Esa crítica considera injustificada la medida, al margen de que la pareja pueda ser culpable o no del cargo de lavado de activos, pues el juicio en su contra ni siquiera ha sido iniciado, luego de tres años de pesquisas que comenzaron sobre Heredia.

Tuesta señaló que uno de las argumentos invocados por un tribunal de apelaciones la semana pasada para ratificar la prisión preventiva, es que la pareja integraba una organización criminal internacional, por haber recibido aportes electorales de Odebrecht.

El jurista y comunicador añadió que, como en el caso de Humala, hay anotaciones del expresidente de la empresa, Marcelo Odebrecht, que mencionarían al expresidente Alan García y a la dirigente neoliberal Keiko Fujimori como receptores de fondos, lo que ambos, como Humala, niegan rotundamente.

El portal de investigación periodística Convoca, que integra una red internacional que investiga el caso Odebrecht, señaló que la existencia de esa información fue confirmada por la fiscalía brasileña y el enlace peruano para la colaboración bilateral, Alonso Peña Cabrera, confirmó la versión y anotó que falta que la empresa brinde los detalles

También hay declaraciones genéricas de Odebrecht, en el sentido que la compañía financiaba siempre a varios candidatos con opción de triunfo, como Fujimori en 2011 y 2016.

Tuesta agregó otras analogías para concluir en que el Ministerio Público tendría que abrir una investigación a García y Fujimori, como lo hizo con los Humala y tendría que aplicarles en su momento la prisión preventiva, pues por haber recibido fondos de Odebrecht también tendrían el agravante de integrar ‘una organización criminal’.

El fiscal Peña declaró por otra parte que no puede descartarse que otros políticos peruanos hayan recibido fondos de Odebrecht y hay más ejecutivos de la empresa que han declarado en Brasil sobre operaciones de la empresa en Perú.
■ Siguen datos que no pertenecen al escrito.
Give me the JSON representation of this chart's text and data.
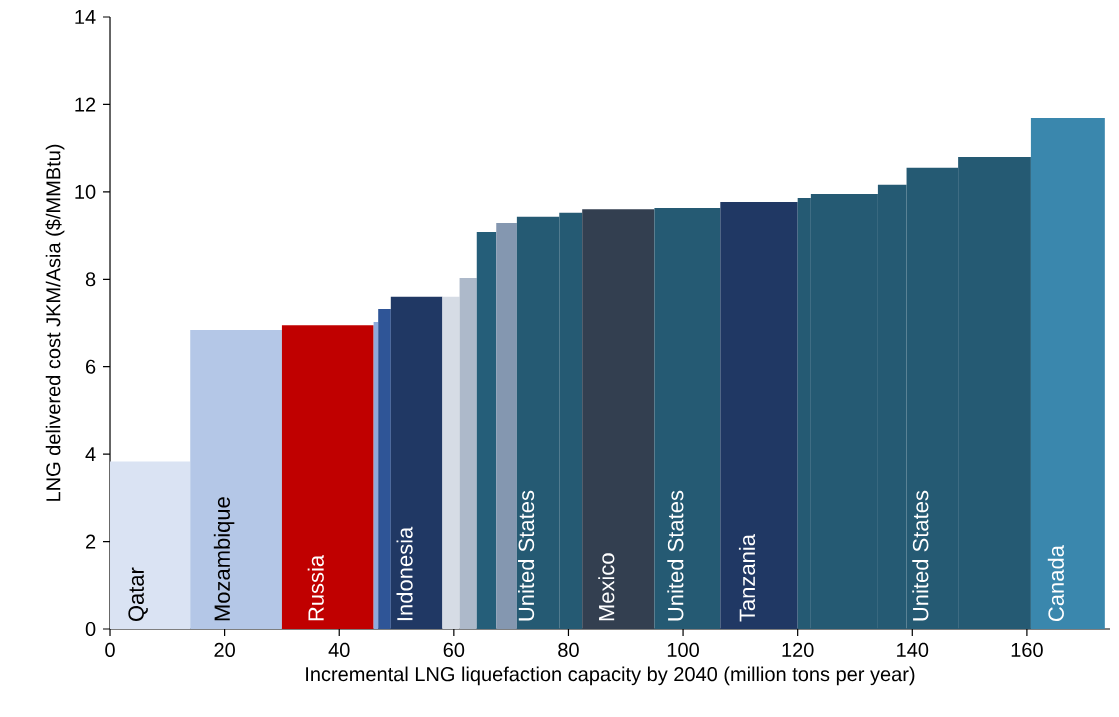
{
  "chart_data": {
    "type": "histogram",
    "xlabel": "Incremental LNG liquefaction capacity by 2040 (million tons per year)",
    "ylabel": "LNG delivered cost JKM/Asia ($/MMBtu)",
    "bins": [
      0,
      14,
      30,
      46,
      46.8,
      49,
      58,
      61,
      64,
      67.4,
      71,
      78.4,
      82.4,
      95,
      106.5,
      120,
      122.3,
      134,
      139,
      148,
      160.7,
      173.6
    ],
    "values": [
      3.83,
      6.84,
      6.95,
      7.02,
      7.32,
      7.6,
      7.6,
      8.03,
      9.08,
      9.29,
      9.43,
      9.52,
      9.6,
      9.63,
      9.77,
      9.86,
      9.95,
      10.16,
      10.55,
      10.8,
      11.69
    ],
    "colors": [
      "#dae3f3",
      "#b4c7e7",
      "#c00000",
      "#8faadc",
      "#2f5597",
      "#203864",
      "#d6dce5",
      "#adb9ca",
      "#255e79",
      "#8497b0",
      "#255a73",
      "#255a73",
      "#333f50",
      "#255a73",
      "#203864",
      "#255a73",
      "#255a73",
      "#255a73",
      "#255a73",
      "#255a73",
      "#3a87ad"
    ],
    "xlim": [
      0,
      174.5
    ],
    "ylim": [
      0,
      14
    ],
    "xticks": [
      0,
      20,
      40,
      60,
      80,
      100,
      120,
      140,
      160
    ],
    "yticks": [
      0,
      2,
      4,
      6,
      8,
      10,
      12,
      14
    ],
    "value_labels": [
      "Qatar",
      "Mozambique",
      "Russia",
      null,
      null,
      "Indonesia",
      null,
      null,
      null,
      null,
      "United States",
      null,
      "Mexico",
      "United States",
      "Tanzania",
      null,
      null,
      null,
      "United States",
      null,
      "Canada"
    ]
  }
}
Según el analista Gustavo Espinoza, al margen de que Humala sea o no culpables, el trato excepcionalmente duro que le aplica la justicia, al encarcelarlo sin juicio y por razones cuestionables, es una venganza política.

La venganza, según el comentarista, se debe a que en 2011 derrotó electoralmente a la derecha dura y como gobernante mantuvo algunas posiciones ajenas a esta, en especial en política exterior.

En similar situación que Humala está el expresidente neoliberal Alejandro Toledo, acusado directamente por Odebrecht de recibir un soborno de 20 millones de dólares a cambio de un contrato para una carretera de la costa peruana a Brasil. También, como Humala, García y Fujimori, lo niega.

Toledo se encuentra en condición de prófugo en Estados Unidos, y un juez resolvió hoy un segundo pedido a ese país para su extradición, esta vez por el delito de colusión, incriminación que se agrega a la primera, por lavado de activos.